In general, in the case where the diameter of the billet is changed; i.e., where a billet smaller in diameter is heated, the billet induction heating device suffers from the following difficulty: That is, the percentage of the magnetic field which is generated by the cylindrical winding to cross the billet is decreased; that is, the heating efficiency is lowered as much. In order to overcome this difficulty, a billet induction heating device has been proposed which comprises: a plurality of heating coil units the round holes of which are different in diameter; in other words, a plurality of heating coil units different in inside diameter, so that whenever the diameter of a billet to be heated is different from that of the preceding one, one of the heating coil units is selected which is most suitable for it. In the conventional billet induction heating device, replacing the heating coil unit is achieved through the following steps:
(1) The operator waits until the temperature of the heating coil unit to be replaced decreases to room temperature.
(2) The supply of cooling liquid is stopped by operating the manual valves. In this operation, the manual valves at the inlet and outlet of the cooling liquid flow path are closed so that the cooling liquid may not flow out.
(3) An air blow operation is carried out to remove the cooling solution from the cooling means of the heating coil unit and the flexible hoses.
(4) The flexible holes are disconnected from the heating coil unit.
(5) The flexible lead and the lead wire of the over-heating sensor are disconnected from the heating coil unit.
(6) The bolts fastening the heating coil unit to the frame are removed.
(7) The heating coil unit is removed from the frame by lifting it with a hoist or the like.
(8) The heating coil unit thus removed is stored at a predetermined storing place.
(9) Another heating coil unit to be installed is received from the storing place, and is set on the frame by lifting it with a hoist or the like.
(10) The heating coil unit thus set is secured to the frame with the bolts.
(11) The lead wire of the over-heating sensor, and the flexible lead are connected to the heating coil unit thus secured.

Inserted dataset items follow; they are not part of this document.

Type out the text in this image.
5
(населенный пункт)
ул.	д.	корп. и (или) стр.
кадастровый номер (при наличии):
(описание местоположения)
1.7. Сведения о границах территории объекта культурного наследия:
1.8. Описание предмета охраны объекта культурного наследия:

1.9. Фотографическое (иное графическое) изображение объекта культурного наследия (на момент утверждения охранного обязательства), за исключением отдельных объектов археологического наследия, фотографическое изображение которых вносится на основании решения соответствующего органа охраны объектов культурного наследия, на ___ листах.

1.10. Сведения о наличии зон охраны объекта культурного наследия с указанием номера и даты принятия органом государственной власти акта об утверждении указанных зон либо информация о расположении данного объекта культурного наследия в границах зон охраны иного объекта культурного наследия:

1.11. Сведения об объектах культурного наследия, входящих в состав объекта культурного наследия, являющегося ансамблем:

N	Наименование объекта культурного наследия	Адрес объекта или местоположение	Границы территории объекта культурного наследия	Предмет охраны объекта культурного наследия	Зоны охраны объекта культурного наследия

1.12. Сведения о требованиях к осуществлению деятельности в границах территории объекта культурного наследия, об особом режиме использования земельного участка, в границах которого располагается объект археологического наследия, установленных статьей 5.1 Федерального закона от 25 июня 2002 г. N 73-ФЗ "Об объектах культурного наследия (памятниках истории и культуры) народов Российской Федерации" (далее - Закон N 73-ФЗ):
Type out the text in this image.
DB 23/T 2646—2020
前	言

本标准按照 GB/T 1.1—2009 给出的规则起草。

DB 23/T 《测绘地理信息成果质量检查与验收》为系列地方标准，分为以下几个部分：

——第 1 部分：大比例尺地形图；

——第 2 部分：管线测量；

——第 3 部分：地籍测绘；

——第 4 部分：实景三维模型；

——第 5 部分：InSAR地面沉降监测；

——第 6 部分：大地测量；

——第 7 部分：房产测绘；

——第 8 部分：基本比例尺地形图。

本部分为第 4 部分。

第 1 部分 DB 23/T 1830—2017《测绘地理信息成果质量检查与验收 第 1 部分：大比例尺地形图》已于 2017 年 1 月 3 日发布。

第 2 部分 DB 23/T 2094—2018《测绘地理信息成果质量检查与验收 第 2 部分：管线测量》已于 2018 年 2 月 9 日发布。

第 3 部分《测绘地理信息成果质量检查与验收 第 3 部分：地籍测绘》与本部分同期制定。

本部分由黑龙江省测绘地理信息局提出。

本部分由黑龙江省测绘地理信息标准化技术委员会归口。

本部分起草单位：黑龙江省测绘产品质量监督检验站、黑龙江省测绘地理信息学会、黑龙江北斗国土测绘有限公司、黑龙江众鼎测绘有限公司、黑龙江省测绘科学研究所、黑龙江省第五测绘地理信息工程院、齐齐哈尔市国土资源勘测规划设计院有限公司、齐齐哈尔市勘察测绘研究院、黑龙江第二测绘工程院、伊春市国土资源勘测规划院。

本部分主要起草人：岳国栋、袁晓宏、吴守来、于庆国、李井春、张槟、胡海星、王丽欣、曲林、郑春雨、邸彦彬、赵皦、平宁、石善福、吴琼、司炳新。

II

(12) The flexible hoses are connected to the heating coil unit.
(13) The manual valves are opened to supply the cooling liquid to the heating coil unit.
As is apparent from the above description, replacing the heating coil unit includes a number of operating steps. Hence, the conventional billet induction heating device involves difficulties or problems that the replacement of the heating coil unit takes a lot of time and labor, and in the replacement, errors may occur with the electrical connection, and the flexible hoses may be insufficiently connected to the heating coil unit, and that it is necessary to provide a place to store a plurality of heating coil units for replacement.